The all-powerful deity must become known through His immanence in the world, and not directly, since God, in His nature as God per se, is incommensurable with physical existence (rather, with the state of experience that you and I currently represent). We can understand a prophet as a person who comes to understand something about the divine nature that is not 'given' (so to speak) to others to intuit on their own (to them it must be taught). In other words, if you think there is a God, and your views about God have any sophistication at all (they understand God in the way that theologians have understood God for roughly the last two-thousand years), then it is a logical impossibility for God to be directly revealed to the world; this isn't even a coherent concept. So, if God exists, and it is possible for us to know something about God at all, it is necessarily knowledge gained indirectly. Call these indirect forms 'prophecy', if you'd like, or use any of a number of other terms. It's not likely that the oldest religious traditions, say, the Egyptians, conceived of things as 'prophecy', but they would have had their own concepts for how God is revealed.
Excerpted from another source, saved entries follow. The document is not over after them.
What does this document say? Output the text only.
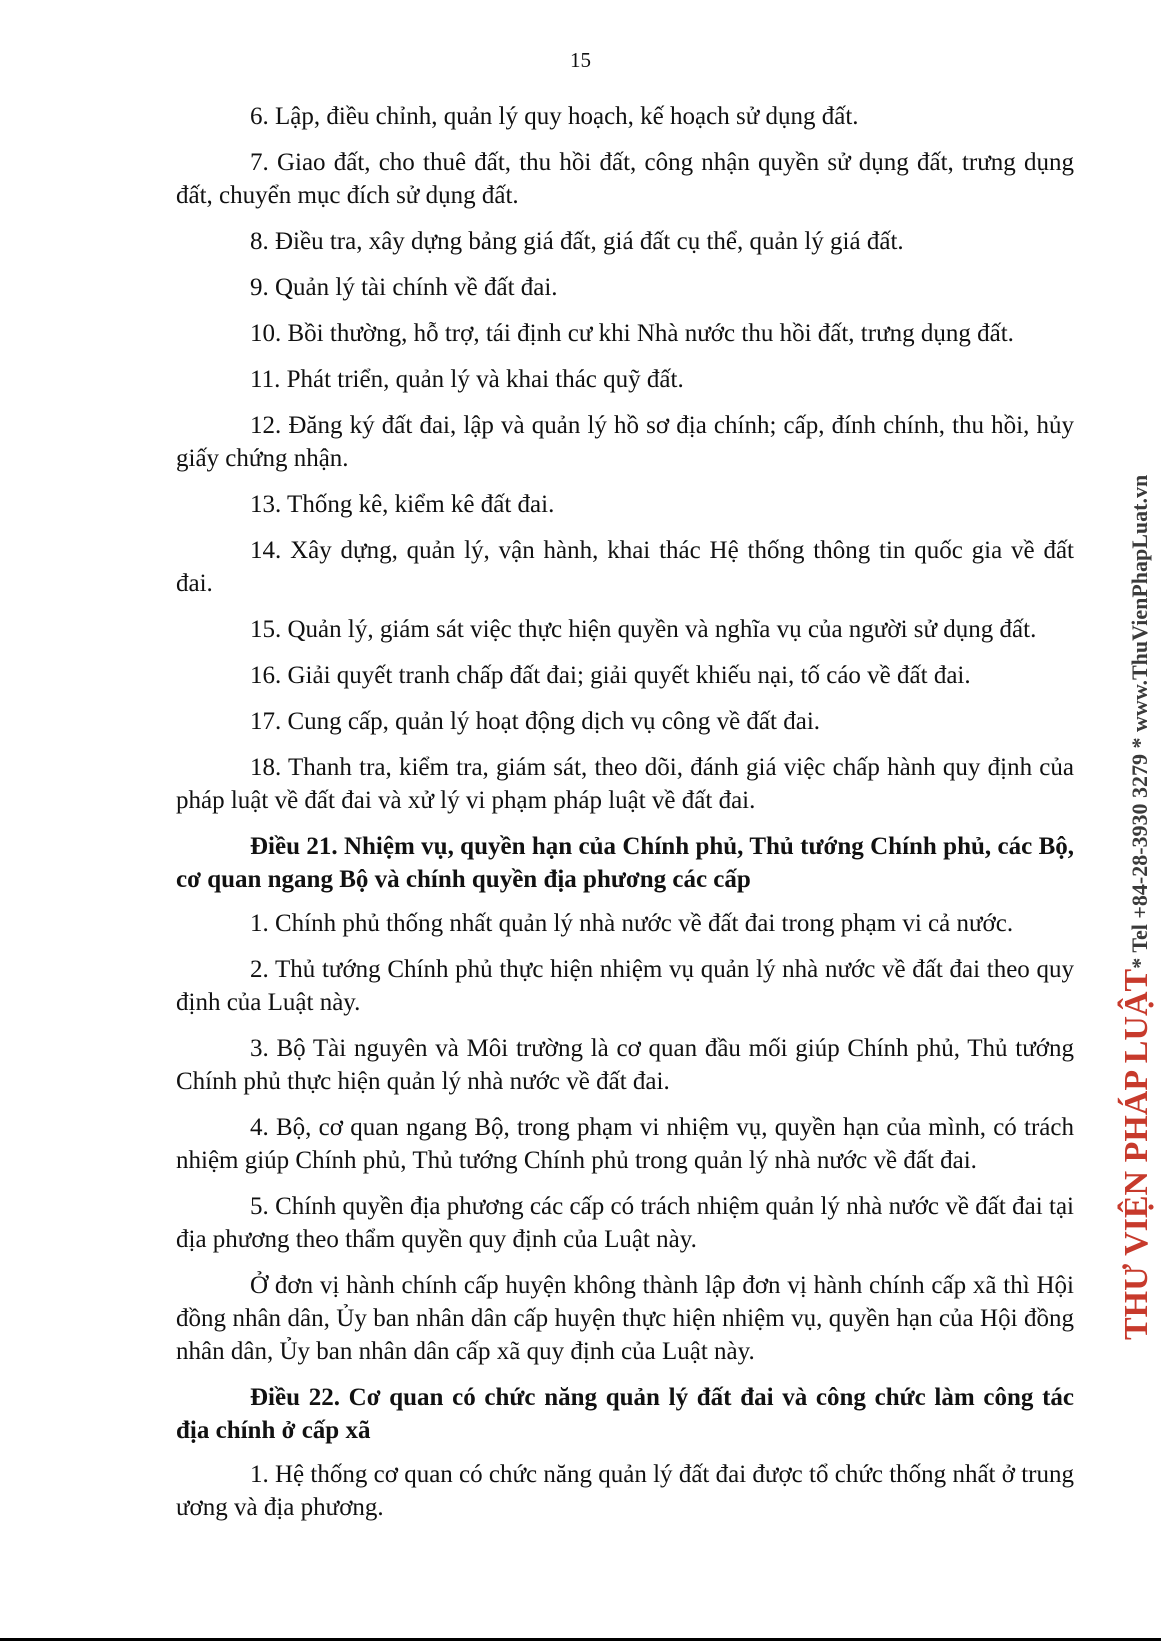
15

6. Lập, điều chỉnh, quản lý quy hoạch, kế hoạch sử dụng đất.

7. Giao đất, cho thuê đất, thu hồi đất, công nhận quyền sử dụng đất, trưng dụng đất, chuyển mục đích sử dụng đất.

8. Điều tra, xây dựng bảng giá đất, giá đất cụ thể, quản lý giá đất.

9. Quản lý tài chính về đất đai.

10. Bồi thường, hỗ trợ, tái định cư khi Nhà nước thu hồi đất, trưng dụng đất.

11. Phát triển, quản lý và khai thác quỹ đất.

12. Đăng ký đất đai, lập và quản lý hồ sơ địa chính; cấp, đính chính, thu hồi, hủy giấy chứng nhận.

13. Thống kê, kiểm kê đất đai.

14. Xây dựng, quản lý, vận hành, khai thác Hệ thống thông tin quốc gia về đất đai.

15. Quản lý, giám sát việc thực hiện quyền và nghĩa vụ của người sử dụng đất.

16. Giải quyết tranh chấp đất đai; giải quyết khiếu nại, tố cáo về đất đai.

17. Cung cấp, quản lý hoạt động dịch vụ công về đất đai.

18. Thanh tra, kiểm tra, giám sát, theo dõi, đánh giá việc chấp hành quy định của pháp luật về đất đai và xử lý vi phạm pháp luật về đất đai.

Điều 21. Nhiệm vụ, quyền hạn của Chính phủ, Thủ tướng Chính phủ, các Bộ, cơ quan ngang Bộ và chính quyền địa phương các cấp

1. Chính phủ thống nhất quản lý nhà nước về đất đai trong phạm vi cả nước.

2. Thủ tướng Chính phủ thực hiện nhiệm vụ quản lý nhà nước về đất đai theo quy định của Luật này.

3. Bộ Tài nguyên và Môi trường là cơ quan đầu mối giúp Chính phủ, Thủ tướng Chính phủ thực hiện quản lý nhà nước về đất đai.

4. Bộ, cơ quan ngang Bộ, trong phạm vi nhiệm vụ, quyền hạn của mình, có trách nhiệm giúp Chính phủ, Thủ tướng Chính phủ trong quản lý nhà nước về đất đai.

5. Chính quyền địa phương các cấp có trách nhiệm quản lý nhà nước về đất đai tại địa phương theo thẩm quyền quy định của Luật này.

Ở đơn vị hành chính cấp huyện không thành lập đơn vị hành chính cấp xã thì Hội đồng nhân dân, Ủy ban nhân dân cấp huyện thực hiện nhiệm vụ, quyền hạn của Hội đồng nhân dân, Ủy ban nhân dân cấp xã quy định của Luật này.

Điều 22. Cơ quan có chức năng quản lý đất đai và công chức làm công tác địa chính ở cấp xã

1. Hệ thống cơ quan có chức năng quản lý đất đai được tổ chức thống nhất ở trung ương và địa phương.

THƯ VIỆN PHÁP LUẬT* Tel +84-28-3930 3279 * www.ThuVienPhapLuat.vn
Revelation is the concept we should be asking about, not prophecy, which is just one approach to understanding what revelation is.

Why wouldn't all civilizations get the same message? Why don't all civilizations get the same message from nature itself? We live in the same world, with the same laws of nature. Why do some civilizations 'get more' from their interaction with nature than other civilizations?

I think it is likelier that Yahweh is a case of one civilization conceiving of (developing a model of) God in the way that they conceived God was revealed to them. In the same way that we come to understand nature itself differently across time, the way we conceive of God changes through history.

My own beliefs about the 'chosenness' of the Jews is that this says more about the Israelites than it does about God. In reality, the Bible is not about the Hebrews. It just isn't, and believe it or not, the most educated Jewish religious scholars and rabbis know this. They know what the Bible is. It has nothing to do with a literal 'people', i.e., an ethnic class in bio-psycho-social terms. The meaning of the Bible dissolves these categories. It's about the individual mind/soul; human beings per se are God's 'chosen'. Incidentally, that notion fits quite well with the teachings of Jesus Christ, who explicitly expanded the covenant to include all people and not just a single ethnic group.